Having a public-health background prior to medicine, I was thrilled to read Jauhar’s summary of the Framingham Heart Study – data which is still used in graduate epidemiology and biostatistics problem sets. The study, based on a cohort of Americans in Boston, remains the longest running cohort study focused on discerning risk factors for heart disease. It was an effective way for lay readers to gain an appreciation for Framingham, which influences much of how we view risk factors today. Yet Jauhar also prudently drew caution to some groups – specifically South Asians – who may still have a significant risk of cardiac disease, despite having no Framingham risk factors. Jauhar also appropriately sheds light on the role of stress on heart health. He also gives due mention to the role of social support and lifestyle factors.

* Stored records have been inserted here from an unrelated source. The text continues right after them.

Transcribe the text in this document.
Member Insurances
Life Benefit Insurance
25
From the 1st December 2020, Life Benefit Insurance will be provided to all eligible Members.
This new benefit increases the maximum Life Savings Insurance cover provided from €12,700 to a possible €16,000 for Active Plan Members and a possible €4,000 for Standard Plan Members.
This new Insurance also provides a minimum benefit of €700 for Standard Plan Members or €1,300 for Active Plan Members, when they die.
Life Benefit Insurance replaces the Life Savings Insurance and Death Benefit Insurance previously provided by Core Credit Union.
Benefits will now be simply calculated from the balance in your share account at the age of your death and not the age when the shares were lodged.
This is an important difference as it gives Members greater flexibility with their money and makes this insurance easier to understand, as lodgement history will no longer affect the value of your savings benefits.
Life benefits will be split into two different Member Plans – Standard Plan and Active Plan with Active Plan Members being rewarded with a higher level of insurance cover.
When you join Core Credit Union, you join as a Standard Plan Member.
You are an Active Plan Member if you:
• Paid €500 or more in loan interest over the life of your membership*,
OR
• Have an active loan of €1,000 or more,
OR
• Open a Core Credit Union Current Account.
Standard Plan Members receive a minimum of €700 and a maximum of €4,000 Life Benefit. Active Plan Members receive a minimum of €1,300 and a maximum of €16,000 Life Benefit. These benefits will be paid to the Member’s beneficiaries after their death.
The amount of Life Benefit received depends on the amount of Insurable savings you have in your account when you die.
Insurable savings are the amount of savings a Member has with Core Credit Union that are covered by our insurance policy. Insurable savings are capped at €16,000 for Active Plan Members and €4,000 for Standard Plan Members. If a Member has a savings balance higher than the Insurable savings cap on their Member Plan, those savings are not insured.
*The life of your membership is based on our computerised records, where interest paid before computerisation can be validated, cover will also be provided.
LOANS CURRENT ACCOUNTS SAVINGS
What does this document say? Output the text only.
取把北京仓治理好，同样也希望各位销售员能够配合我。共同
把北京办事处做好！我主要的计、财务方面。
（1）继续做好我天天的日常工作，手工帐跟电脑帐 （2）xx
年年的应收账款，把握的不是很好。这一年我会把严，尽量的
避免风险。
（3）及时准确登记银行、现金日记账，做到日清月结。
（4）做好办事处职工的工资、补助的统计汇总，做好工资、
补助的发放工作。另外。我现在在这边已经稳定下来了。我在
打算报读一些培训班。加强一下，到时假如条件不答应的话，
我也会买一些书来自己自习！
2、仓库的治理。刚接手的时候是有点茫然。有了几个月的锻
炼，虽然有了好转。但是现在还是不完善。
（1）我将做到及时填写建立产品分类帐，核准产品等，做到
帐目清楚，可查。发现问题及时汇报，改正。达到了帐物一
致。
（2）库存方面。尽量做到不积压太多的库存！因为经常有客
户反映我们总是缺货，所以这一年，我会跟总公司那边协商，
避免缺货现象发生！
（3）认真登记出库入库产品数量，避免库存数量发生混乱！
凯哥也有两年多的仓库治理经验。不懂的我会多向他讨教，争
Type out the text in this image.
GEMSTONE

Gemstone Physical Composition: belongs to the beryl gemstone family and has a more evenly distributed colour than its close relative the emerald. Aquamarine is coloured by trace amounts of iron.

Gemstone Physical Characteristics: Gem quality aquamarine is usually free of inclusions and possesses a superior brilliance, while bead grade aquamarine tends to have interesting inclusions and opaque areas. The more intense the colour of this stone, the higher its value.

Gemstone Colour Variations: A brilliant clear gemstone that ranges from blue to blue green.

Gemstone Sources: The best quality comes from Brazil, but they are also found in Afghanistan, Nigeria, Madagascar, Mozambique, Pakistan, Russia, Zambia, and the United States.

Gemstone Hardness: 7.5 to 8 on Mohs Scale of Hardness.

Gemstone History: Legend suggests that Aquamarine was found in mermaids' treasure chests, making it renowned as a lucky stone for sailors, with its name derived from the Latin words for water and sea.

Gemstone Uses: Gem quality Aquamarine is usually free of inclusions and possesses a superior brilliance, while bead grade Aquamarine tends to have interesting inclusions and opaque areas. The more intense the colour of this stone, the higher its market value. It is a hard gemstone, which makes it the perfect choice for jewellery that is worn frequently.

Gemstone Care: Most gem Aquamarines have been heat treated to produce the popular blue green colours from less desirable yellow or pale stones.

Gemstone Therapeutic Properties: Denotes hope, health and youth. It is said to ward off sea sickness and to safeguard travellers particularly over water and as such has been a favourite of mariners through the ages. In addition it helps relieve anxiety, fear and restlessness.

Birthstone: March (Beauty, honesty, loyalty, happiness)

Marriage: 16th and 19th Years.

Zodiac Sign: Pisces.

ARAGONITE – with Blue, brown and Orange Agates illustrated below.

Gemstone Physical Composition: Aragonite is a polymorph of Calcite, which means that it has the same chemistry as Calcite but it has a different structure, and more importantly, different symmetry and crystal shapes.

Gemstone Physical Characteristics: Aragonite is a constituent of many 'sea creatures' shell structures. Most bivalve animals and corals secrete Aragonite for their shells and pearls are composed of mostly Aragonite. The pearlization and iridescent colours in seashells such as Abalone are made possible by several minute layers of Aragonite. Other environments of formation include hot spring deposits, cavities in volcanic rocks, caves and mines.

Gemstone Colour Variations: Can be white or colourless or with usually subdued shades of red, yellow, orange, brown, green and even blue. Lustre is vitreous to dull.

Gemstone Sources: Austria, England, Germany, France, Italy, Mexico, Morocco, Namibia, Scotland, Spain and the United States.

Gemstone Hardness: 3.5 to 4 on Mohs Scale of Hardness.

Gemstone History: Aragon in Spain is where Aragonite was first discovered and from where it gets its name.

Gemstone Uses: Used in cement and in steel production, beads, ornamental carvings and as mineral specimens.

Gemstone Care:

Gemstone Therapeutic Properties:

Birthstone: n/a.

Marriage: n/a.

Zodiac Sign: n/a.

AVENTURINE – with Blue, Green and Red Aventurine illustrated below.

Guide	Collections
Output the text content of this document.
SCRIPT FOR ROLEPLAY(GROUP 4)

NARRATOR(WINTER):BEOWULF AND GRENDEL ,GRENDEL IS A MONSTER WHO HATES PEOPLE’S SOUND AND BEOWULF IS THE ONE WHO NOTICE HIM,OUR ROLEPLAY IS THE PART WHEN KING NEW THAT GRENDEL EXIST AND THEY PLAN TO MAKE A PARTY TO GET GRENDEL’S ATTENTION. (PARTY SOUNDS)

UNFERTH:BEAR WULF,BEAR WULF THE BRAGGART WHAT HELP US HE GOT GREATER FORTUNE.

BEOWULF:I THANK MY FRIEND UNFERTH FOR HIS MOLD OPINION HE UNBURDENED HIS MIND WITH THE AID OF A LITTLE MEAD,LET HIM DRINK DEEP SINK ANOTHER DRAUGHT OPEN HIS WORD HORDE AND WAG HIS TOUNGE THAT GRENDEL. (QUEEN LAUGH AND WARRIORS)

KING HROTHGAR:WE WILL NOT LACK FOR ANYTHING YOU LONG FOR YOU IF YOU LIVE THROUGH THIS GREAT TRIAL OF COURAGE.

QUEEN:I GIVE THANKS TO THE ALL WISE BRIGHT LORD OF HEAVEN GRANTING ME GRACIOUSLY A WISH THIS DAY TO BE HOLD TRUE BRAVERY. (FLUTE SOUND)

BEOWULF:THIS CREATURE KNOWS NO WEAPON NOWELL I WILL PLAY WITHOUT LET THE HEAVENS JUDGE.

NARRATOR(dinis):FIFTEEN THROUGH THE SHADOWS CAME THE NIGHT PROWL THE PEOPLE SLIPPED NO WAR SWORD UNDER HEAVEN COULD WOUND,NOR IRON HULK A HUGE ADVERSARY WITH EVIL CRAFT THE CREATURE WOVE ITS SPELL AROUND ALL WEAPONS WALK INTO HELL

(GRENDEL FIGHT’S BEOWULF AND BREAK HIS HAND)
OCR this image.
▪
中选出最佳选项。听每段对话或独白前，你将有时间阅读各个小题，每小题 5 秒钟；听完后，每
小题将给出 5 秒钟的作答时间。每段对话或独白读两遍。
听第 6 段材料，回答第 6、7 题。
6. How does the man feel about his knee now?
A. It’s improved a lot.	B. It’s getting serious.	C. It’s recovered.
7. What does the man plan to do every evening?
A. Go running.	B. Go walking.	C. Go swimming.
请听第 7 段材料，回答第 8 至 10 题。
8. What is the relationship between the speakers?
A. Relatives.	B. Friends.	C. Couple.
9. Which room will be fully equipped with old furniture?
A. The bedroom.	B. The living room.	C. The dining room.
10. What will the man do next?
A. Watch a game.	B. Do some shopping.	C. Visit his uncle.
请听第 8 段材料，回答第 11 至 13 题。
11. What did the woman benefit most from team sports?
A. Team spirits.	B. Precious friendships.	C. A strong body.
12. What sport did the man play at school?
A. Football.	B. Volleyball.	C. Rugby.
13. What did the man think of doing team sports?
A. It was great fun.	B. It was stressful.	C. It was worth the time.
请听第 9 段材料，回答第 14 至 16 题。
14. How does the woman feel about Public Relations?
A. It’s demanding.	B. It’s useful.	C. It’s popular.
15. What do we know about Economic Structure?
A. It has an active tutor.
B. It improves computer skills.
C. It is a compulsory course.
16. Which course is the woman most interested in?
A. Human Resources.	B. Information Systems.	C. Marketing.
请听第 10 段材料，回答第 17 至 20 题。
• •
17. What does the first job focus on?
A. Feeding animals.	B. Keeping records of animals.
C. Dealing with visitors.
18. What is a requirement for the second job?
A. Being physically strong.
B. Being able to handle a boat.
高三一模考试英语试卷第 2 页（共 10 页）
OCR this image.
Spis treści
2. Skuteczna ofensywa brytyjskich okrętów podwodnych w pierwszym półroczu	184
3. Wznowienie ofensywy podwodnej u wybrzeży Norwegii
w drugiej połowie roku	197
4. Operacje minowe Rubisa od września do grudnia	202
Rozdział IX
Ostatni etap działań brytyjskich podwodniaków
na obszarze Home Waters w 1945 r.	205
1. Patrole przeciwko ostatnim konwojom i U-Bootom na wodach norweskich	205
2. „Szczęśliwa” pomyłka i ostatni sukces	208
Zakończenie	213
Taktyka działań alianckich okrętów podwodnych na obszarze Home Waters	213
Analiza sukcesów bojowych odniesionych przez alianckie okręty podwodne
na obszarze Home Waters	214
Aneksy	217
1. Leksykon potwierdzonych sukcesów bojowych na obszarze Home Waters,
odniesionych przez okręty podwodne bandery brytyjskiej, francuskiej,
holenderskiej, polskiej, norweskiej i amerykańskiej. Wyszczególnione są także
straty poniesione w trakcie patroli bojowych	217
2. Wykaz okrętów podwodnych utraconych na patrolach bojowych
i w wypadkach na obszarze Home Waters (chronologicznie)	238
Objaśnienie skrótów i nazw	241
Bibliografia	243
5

From what I’ve seen, very few cardiologists today routinely discuss these preventative measures with their patients: motivating them to make tangible changes in their diet or instituting more exercise is simply not a core part of training, though a movement toward lifestyle medicine and "preventative cardiology” is attempting to make this shift. In Jauhar’s view, "cardiovascular medicine ... will need to shift to a new paradigm, one focused on prevention – turning down the faucet rather than mopping the floor.”

Where the book really shines, however, is Jauhar’s weaving of a tender personal narrative. Writing about his training in cardiology, he notes "what motivated the long hours was fear: fear of over-looking something that could hurt a patient, of course, but more immediately fear of rebuke. … And so I came to think of my cardiology training as being on dual tracks: learning about the heart obviously, but also what was in my heart – what I was made of – at the same time.”

As well, a moving anecdote with his ailing mother, who died from heart disease, was a rare moment to see how an immediate family member succumbed to the very mysteries he spoke of. Jauhar also recalls his paternal grandfather dying suddenly in India from a heart attack believed to be related to a poisonous snake bite; his maternal grandfather also died of a heart attack.

Jauhar addressed his own cardiac disease with a combination of improved nutrition, investing in his social network (or "connectedness”) and exercise with a dash of yoga thrown in.

Heart invites us into both his personal and professional connection to cardiac disease, while also helping address mysteries that have long perplexed doctors, as well as the patients they care for.